Das Bundesverfassungsgericht hat eine Klausel im Antrag auf Leistungen aus einer Berufsunfähigkeitsversicherung für verfassungswidrig erklärt (Az. 1 BvR 2027/02). Der Kunde muss Dritte nun nicht mehr pauschal von der Schweigepflicht entbinden. Finanztest befragte dazu Wolfgang Scholl vom Verbraucherzentrale Bundesverband.

Finanztest: Für welche Versicherungsarten ist das Urteil bedeutend?

Scholl: Für alle Sparten, in denen Kunden Gesundheitsfragen gestellt werden, also neben Berufsunfähigkeitsversicherungen zum Beispiel auch für Kranken-, Risikolebens- und Unfallversicherungen.

Finanztest: Welche Konsequenzen hat die Entscheidung für Kunden?

Scholl: Ein Kunde ist verpflichtet, bei der Klärung eines Sachverhalts, zum Beispiel über seinen Krankheitszustand oder seine übliche Belastung am Arbeitsplatz mitzuwirken. Er kann sich aber vorbehalten, zwischen seinen Versicherer und einen Dritten zu treten, bei dem sein Versicherer Informationen über ihn einholen will. Das tut er, indem er verlangt, eine Anfrage vorab zu sehen und zu genehmigen. So kann er verhindern, dass über eine solche Anfrage an Dritte, beispielsweise den Arbeitgeber, vertrauliche Informationen weitergereicht werden. Die Antwort auf die genehmigte Anfrage kann er nicht zensieren. Er sollte allerdings um eine Kopie dieser Antwort bitten.

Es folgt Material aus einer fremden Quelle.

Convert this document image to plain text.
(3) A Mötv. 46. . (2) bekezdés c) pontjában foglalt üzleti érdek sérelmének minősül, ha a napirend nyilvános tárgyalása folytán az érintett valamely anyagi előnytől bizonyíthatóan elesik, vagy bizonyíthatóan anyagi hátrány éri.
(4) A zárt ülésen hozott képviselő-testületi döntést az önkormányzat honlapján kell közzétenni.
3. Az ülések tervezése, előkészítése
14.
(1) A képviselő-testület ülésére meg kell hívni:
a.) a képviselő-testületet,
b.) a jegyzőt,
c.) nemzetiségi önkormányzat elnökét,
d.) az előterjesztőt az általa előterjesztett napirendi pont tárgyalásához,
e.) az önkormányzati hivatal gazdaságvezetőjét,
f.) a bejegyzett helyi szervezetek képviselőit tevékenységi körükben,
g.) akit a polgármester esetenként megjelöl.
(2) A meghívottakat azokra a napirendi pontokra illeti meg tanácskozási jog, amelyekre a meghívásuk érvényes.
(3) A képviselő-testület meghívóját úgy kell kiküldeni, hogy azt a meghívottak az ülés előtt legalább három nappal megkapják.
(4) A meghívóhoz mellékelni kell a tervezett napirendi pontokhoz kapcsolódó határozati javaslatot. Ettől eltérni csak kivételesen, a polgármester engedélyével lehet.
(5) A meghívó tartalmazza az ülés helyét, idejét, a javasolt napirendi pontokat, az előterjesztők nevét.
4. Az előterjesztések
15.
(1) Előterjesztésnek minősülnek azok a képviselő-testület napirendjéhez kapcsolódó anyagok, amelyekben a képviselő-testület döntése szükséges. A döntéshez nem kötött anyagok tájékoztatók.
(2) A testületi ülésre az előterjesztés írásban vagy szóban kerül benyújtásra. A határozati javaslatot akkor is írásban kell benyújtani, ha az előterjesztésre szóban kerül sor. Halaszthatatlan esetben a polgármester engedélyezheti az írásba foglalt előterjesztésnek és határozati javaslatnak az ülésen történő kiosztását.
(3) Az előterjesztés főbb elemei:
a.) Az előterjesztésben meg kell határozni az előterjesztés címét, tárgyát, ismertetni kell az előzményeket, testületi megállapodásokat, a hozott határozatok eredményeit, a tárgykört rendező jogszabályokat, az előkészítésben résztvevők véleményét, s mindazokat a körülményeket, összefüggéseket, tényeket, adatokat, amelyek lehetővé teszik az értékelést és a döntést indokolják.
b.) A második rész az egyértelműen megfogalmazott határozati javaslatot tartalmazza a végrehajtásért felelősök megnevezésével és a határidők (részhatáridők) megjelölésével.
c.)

Finanztest: Können sich Kunden auf das Urteil berufen? Was heißt das praktisch?

Scholl: Sie verlangen von ihrem Versicherungsunternehmen schriftlich, dass es ­ihnen alle Anfragen an Dritte jeweils vorab zur Genehmigung vorzulegen hat. Entstehen dadurch zusätzliche Kosten, weil der Sachbearbeiter künftig einen Umweg über sie machen muss, müssen sie diese tragen, aber natürlich nur in angemessener Höhe. Wer eine Anfrage über sich an einen Dritten insgesamt nicht zulässt, muss damit rechnen, dass der Versicherer eine beantragte Leistung ablehnt.